After discussing Mc’s Hash Table positioning, LRU eviction, and slab memory allocation, let’s look at how Mc stores key/value data. By analyzing the data storage and maintenance process, we can relate and connect Mc’s core modules.

First, let’s see how Mc writes the data into pre-allocated storage space using the slab mechanism.

As shown in the following diagram, when key/value data needs to be stored, the required number of bytes for storing this key/value is calculated based on the key/value size and the size of the Item structure. Then, the slabclass with the smallest chunk size that can accommodate this number of bytes is selected. An available chunk from the freelist of this slabclass is allocated for this key/value. If the freelist is empty, it attempts to allocate a new slab for the slabclass. If the slab allocation is successful, slabs are split into chunks according to the size and then initialized with the Item structure. These Items are then filled into the freelist. If the slab allocation fails, the invalid Item is evicted through LRU eviction or forcibly evicts a normal Item. These evicted Items are also filled into the freelist. The process is retried 10 times until the Item position is allocated. In general, Item allocation will succeed, but there is a very low probability of failure. If the allocation fails, a SERVER_ERROR response is returned, notifying the client that the storage has failed. After allocating an available Item, the expiration time, flag, slabclass ID, key, and value are written into this Item. For the set command, if there is an old value for this key, it is deleted before storing the new value.

img

After successfully allocating an Item for key/value and writing the data, the next step is to store this Item in the Hash Table. Since the Mc Hash Table can be migrated, for normal cases, the Item is directly stored in the main Hash Table. During Hash Table migration, depending on the migration position, the Item is stored in either the main Hash Table or the old Hash Table. After storing the Item in the Hash Table, the key can be quickly located. This Item is also stored in the LRU. Mc determines whether to store it in the TEMP LRU or HOT LRU based on the expiration time of this key.

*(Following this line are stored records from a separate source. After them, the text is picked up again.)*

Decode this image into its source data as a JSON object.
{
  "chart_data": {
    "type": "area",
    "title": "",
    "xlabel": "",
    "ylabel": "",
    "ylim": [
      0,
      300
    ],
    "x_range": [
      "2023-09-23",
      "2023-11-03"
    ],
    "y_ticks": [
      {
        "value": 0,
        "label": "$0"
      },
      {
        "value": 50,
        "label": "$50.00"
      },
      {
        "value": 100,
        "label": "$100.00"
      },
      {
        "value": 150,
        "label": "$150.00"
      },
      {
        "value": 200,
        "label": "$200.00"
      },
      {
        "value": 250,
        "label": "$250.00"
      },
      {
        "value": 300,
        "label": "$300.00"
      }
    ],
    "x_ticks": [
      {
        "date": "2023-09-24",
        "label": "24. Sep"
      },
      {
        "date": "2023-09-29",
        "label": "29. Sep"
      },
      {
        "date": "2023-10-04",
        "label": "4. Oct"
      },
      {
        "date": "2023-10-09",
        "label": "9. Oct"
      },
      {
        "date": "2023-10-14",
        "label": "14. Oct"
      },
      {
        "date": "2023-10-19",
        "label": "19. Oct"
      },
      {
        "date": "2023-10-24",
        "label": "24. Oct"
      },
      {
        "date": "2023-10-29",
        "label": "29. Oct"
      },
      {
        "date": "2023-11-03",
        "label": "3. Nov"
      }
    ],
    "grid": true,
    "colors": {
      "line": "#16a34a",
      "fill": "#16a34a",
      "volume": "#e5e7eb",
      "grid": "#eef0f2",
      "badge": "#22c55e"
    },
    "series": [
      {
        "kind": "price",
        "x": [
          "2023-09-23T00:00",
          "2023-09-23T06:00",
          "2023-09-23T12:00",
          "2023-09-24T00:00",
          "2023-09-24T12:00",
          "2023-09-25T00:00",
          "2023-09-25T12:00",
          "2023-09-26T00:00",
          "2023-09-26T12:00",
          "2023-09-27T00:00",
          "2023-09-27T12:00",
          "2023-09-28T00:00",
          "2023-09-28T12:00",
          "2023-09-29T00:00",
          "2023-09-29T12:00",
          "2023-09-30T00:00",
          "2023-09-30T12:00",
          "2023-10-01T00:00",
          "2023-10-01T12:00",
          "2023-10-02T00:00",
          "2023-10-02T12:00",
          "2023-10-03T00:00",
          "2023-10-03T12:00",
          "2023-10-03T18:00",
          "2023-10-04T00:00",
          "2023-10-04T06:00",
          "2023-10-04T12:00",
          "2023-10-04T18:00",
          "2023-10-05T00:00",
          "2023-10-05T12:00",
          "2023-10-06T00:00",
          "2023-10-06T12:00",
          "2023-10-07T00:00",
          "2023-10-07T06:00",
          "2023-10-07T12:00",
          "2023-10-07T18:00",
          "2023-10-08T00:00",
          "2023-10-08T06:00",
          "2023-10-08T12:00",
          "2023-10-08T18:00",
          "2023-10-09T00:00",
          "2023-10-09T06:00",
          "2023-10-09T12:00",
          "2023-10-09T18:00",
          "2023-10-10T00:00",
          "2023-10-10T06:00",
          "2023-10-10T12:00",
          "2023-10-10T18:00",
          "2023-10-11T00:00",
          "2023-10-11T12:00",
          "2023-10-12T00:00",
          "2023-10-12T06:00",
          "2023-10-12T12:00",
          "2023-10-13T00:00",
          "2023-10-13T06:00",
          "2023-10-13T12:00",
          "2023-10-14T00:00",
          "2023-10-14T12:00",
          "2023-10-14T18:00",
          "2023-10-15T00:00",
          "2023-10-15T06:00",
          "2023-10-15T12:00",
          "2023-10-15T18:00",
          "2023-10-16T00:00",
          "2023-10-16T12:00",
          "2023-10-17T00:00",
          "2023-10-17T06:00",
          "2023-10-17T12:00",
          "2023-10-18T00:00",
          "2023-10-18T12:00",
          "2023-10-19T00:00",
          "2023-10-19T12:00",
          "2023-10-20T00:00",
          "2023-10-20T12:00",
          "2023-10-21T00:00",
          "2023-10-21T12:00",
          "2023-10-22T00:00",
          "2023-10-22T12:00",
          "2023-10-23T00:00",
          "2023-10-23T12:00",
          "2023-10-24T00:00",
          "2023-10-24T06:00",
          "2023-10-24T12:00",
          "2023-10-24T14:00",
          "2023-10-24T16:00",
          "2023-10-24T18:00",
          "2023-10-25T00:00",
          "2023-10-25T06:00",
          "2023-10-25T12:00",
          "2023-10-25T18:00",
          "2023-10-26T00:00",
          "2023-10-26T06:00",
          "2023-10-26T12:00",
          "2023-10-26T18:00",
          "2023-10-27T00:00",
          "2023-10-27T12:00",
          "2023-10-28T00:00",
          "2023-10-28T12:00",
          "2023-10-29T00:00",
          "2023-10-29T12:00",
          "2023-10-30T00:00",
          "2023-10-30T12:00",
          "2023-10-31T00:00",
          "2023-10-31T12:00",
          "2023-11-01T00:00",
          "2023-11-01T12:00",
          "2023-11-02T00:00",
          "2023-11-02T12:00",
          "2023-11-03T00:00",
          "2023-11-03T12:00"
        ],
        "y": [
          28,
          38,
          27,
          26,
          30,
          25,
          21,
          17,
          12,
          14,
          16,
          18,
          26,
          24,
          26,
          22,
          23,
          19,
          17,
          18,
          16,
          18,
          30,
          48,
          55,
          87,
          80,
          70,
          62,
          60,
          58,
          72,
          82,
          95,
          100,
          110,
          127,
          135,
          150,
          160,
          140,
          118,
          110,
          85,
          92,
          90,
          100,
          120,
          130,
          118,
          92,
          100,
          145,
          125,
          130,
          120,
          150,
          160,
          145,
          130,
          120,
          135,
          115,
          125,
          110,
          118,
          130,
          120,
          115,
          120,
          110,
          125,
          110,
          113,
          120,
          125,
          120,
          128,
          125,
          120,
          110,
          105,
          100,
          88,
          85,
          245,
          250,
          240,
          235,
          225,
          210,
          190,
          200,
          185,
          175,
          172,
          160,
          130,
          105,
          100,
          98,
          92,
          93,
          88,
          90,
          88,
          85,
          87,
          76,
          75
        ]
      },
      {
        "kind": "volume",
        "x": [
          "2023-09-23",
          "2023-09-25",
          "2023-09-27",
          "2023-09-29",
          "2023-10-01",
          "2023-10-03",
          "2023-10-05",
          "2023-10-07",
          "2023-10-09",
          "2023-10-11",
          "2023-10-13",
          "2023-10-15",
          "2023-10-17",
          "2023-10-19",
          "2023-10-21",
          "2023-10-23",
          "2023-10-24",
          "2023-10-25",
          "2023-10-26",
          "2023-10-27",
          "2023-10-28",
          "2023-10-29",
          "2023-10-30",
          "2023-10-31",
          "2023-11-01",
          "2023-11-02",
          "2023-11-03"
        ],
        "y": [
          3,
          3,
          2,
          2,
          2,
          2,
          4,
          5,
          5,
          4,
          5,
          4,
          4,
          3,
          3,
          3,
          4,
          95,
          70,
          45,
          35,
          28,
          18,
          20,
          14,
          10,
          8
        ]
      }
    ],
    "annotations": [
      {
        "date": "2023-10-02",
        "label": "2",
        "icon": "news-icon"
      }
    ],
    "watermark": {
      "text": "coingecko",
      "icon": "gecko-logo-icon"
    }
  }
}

At this point, the key/value is correctly stored in Mc. The data content is written into a chunk position in the slabclass. This chunk is filled with the Item structure, which is simultaneously recorded in the Hashtable and LRU, as shown in the following diagram. The Hashtable allows fast key lookup, while the LRU is used for the daily maintenance of the Item lifecycle.

img

Mc’s daily maintenance of the Item lifecycle includes asynchronous maintenance and synchronous maintenance. Asynchronous maintenance is performed by the LRU maintenance thread and does not affect normal client requests. In the LRU maintenance thread, expired or invalid keys are reclaimed, and the four LRUs are internally rearranged and migrated. This is the main form of Item lifecycle management. Synchronous maintenance is performed by worker threads while processing command requests. When processing a delete command, the key/value is deleted directly. When storing a new key/value, if the allocation fails, invalid keys are reclaimed or normal Items are forcibly evicted. These evicted Items enter the freelist of the slabclass for reuse.